The reason for asking this question isn’t to indulge a penchant for highlighting projects that environmentalists find the most transgressive. First of all because off-stream reservoirs aren’t nearly as problematic as in-stream reservoirs. The reason to question why more surface storage isn’t being seriously considered as part of a comprehensive plan to create water abundance in normal years, and water security in years of drought or civil disasters, is because surface storage accomplishes goals that are very hard to otherwise fulfill. Reservoirs with pump storage are the most cost-effective way to absorb and then release surplus electricity. They are also the only way to capture a significant volume of storm runoff, which can only then be released slowly from these reservoirs into percolation basins and injection wells for aquifer recharge.
Imagine if back in the 1930s through the 1960s, every major water infrastructure project took three years of planning for every year of construction. Imagine if back then, every major water infrastructure project were tied up in litigation for decades, with the legal fees, settlement costs, and delays adding tens of billions to project costs? Would anything have been built?
Maybe every major water infrastructure project wasn’t ideal. Maybe history will someday applaud the fact that back in the 1970s the state legislature pushed the pause button, and never completed the original California Water Plan conceived back in 1957. But without the reservoirs that we did build, and the aqueducts and pumping plants that accompanied those reservoirs, California would not be home to one of the most iconic, inspiring civilizations the world has ever known.
The environmentalists who oppose Sites, and every other reservoir, even those situated off-stream that can also store surplus electricity, should look to their own backyards. They should consider San Francisco’s relatively drought-proof source of pristine drinking water, Hetch Hetchy, an in-stream abomination that throttled the wild Tuolumne River, and inundated a valley equal in beauty and grandeur to Yosemite.

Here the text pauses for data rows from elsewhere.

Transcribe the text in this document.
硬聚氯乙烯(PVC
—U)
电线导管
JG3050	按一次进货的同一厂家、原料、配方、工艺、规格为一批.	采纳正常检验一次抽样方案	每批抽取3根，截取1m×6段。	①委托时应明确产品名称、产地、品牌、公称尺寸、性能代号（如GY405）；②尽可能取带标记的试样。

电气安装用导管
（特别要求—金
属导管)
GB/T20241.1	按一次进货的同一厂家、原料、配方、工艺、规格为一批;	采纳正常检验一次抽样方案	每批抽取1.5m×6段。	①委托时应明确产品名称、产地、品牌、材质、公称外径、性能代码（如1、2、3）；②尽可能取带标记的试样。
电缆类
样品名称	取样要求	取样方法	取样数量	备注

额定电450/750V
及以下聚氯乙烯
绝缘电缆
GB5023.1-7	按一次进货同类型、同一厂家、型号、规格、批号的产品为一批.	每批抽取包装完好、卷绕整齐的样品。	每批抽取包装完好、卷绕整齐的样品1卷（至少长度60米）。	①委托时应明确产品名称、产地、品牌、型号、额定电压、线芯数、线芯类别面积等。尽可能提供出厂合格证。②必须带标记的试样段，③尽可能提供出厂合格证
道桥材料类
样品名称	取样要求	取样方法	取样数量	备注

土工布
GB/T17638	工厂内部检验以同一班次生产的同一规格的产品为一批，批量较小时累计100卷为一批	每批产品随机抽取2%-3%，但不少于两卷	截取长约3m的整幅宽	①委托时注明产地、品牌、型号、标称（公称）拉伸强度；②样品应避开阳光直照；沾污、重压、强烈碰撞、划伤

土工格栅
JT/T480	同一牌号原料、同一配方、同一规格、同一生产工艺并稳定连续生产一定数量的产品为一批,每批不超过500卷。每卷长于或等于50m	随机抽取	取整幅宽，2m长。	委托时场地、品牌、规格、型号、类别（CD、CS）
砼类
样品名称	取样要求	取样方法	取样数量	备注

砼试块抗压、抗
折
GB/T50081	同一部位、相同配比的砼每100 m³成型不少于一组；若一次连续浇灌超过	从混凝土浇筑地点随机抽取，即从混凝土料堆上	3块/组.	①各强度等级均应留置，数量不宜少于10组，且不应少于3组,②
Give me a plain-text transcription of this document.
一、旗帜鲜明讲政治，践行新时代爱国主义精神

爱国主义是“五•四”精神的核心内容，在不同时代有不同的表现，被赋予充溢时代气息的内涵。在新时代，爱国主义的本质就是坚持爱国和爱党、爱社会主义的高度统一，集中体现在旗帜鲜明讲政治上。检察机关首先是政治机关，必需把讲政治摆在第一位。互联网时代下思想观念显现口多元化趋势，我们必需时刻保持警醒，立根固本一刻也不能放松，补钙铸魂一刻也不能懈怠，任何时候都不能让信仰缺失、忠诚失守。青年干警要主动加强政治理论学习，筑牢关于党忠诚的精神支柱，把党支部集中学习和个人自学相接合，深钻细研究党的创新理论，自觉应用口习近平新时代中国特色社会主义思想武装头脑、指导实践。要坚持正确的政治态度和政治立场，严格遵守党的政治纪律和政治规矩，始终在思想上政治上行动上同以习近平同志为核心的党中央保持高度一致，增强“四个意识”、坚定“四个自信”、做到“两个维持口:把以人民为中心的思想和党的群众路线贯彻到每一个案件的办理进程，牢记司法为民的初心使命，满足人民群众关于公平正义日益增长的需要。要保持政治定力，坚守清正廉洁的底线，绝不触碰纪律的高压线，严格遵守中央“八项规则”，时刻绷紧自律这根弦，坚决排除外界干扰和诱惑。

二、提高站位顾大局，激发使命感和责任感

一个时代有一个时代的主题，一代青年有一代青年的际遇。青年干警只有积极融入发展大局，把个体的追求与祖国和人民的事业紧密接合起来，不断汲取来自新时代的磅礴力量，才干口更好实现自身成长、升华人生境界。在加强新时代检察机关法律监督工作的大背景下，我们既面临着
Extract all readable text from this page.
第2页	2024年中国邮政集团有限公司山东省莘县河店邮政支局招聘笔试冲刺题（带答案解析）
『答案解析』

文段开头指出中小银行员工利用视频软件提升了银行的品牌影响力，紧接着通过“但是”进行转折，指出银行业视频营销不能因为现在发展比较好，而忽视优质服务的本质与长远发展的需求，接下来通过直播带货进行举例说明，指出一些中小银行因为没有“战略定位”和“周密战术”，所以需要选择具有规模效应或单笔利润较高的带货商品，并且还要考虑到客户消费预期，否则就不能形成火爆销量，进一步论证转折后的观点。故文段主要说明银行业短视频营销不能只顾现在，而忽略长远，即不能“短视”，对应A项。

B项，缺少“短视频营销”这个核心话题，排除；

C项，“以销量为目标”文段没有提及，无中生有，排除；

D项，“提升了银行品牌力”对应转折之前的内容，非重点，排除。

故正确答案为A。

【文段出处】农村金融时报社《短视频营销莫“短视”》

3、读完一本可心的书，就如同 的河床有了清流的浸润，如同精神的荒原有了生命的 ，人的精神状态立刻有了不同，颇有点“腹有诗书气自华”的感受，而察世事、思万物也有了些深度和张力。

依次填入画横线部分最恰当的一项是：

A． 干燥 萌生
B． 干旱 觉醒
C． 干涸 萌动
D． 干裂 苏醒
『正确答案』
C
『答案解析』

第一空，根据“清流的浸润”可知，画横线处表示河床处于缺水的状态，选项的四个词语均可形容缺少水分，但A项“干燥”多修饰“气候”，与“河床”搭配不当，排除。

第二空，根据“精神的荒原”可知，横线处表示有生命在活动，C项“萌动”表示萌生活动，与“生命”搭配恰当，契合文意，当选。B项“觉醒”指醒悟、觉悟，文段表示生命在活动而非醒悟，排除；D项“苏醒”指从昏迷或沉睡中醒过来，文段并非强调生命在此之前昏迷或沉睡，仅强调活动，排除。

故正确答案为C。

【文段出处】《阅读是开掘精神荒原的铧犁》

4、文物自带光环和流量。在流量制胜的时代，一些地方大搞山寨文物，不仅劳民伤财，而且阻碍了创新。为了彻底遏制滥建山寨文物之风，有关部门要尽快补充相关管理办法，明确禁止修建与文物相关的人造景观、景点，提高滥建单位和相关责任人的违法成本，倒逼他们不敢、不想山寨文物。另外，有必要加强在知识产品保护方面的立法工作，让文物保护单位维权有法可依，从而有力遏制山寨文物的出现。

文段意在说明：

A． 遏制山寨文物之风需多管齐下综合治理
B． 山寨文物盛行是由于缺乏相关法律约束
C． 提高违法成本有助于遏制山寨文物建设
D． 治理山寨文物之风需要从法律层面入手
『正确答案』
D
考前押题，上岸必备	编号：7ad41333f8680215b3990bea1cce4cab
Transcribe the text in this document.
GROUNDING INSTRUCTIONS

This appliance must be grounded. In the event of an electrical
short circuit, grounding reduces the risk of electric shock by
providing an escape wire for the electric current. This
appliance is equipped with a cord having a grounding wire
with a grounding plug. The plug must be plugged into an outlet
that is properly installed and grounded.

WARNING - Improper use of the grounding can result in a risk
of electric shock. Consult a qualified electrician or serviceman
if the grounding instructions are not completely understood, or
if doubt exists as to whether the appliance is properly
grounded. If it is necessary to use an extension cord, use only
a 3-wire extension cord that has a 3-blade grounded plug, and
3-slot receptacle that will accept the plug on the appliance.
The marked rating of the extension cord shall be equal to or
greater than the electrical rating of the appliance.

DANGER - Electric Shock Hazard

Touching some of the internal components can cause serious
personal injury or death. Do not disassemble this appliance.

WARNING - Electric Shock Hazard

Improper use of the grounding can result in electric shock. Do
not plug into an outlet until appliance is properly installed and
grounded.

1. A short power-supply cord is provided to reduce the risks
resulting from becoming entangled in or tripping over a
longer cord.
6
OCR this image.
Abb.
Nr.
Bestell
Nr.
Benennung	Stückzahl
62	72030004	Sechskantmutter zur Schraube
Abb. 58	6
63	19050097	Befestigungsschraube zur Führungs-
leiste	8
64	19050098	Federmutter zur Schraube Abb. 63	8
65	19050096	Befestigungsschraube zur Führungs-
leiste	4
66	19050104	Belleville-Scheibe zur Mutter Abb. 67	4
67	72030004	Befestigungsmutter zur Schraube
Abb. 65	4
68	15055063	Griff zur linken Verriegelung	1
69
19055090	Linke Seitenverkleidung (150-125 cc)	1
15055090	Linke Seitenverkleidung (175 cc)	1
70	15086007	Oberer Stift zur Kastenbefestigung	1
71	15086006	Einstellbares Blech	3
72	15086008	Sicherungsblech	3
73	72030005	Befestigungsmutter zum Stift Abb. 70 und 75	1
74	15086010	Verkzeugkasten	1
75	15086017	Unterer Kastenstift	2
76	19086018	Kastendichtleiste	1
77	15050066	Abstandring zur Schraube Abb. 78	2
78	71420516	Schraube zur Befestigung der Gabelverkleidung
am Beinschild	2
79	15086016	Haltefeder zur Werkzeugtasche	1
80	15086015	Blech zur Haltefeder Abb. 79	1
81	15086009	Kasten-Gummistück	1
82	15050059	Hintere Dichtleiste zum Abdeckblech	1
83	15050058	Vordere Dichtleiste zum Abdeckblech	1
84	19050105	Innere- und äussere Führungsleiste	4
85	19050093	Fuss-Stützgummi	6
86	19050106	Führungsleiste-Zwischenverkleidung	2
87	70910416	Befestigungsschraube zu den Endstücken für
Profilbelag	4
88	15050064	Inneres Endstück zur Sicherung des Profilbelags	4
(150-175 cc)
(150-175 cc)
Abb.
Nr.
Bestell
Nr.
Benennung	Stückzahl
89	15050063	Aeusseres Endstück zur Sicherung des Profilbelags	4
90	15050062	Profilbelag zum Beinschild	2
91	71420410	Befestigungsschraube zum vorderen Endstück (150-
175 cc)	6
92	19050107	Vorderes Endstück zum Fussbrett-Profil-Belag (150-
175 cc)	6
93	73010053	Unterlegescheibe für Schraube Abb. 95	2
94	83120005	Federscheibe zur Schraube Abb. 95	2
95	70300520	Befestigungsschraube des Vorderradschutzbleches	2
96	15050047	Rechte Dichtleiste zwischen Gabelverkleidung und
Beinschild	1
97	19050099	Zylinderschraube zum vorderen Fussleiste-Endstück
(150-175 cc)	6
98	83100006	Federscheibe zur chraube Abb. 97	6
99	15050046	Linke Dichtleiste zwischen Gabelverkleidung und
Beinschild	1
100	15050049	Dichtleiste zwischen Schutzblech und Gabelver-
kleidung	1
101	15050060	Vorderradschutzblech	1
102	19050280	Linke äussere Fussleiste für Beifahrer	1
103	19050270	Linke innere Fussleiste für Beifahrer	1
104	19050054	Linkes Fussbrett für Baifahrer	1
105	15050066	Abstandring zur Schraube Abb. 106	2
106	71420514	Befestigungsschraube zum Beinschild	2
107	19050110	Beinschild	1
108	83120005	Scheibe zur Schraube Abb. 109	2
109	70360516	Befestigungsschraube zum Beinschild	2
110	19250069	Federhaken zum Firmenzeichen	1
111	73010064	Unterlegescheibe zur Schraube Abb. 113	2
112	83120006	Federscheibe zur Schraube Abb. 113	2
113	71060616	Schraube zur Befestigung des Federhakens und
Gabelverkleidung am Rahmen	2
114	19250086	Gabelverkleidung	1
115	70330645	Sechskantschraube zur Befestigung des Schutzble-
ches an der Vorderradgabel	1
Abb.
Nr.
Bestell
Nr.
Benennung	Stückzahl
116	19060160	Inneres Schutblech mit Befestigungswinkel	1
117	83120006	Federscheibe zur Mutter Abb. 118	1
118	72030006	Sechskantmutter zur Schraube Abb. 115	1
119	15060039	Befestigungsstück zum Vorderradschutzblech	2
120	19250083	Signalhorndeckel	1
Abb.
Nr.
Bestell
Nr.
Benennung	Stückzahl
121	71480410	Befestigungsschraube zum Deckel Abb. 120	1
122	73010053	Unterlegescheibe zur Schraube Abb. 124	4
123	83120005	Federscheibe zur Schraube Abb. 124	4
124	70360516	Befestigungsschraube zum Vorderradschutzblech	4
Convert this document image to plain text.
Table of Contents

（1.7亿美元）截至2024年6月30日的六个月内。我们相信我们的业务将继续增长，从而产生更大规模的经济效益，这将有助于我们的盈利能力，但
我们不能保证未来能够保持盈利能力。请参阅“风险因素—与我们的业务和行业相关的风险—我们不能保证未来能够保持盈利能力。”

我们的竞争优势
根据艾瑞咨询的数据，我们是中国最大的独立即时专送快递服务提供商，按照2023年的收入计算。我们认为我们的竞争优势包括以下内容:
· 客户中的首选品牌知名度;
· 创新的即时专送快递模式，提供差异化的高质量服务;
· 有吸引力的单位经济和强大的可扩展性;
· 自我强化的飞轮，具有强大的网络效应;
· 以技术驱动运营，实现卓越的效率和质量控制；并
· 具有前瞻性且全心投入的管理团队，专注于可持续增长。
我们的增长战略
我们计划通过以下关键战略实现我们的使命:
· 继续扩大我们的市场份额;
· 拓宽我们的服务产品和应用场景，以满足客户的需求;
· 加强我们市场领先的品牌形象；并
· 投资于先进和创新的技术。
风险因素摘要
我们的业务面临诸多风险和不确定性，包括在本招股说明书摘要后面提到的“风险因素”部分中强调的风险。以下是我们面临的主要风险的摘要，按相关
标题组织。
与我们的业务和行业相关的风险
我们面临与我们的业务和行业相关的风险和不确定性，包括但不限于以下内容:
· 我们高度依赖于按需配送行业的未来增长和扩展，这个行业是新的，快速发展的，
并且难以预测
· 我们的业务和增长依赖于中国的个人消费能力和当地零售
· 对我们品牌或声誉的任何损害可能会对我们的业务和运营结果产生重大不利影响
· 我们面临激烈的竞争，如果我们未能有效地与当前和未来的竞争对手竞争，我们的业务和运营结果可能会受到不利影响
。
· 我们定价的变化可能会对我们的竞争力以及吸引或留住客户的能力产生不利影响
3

As Californians along with everyone else in the world navigate the tempestuous road ahead, this state needs an infrastructure with redundancy. Conservation and ultra-efficient water use is analogous to just-in-time inventory. With only a small disruption to the supply chain that has already wrung every drop of efficiency into it, crops and people can die of thirst. An all-of-the-above solution to water scarcity in California is a prudent strategy, and reservoirs are a part of that equation.
There is a moderate path forward. It requires trade-offs. For example, a few of the obvious reservoir candidates for removal, starting with Hetch Hetchy, could be demolished and those ecosystems restored to a wild state. But at the same time, off-stream surface storage reservoirs like Sites are an essential part of California’s recipe for water security, as is raising the height of some already existing in-stream dams such as Shasta. Pursuing a strategy of water abundance permits all of these options. By adding more reservoir storage than we remove, dreams like completely restoring the Tuolumne watershed can become reality.
***
Edward Ring is a contributing editor and senior fellow with the California Policy Center.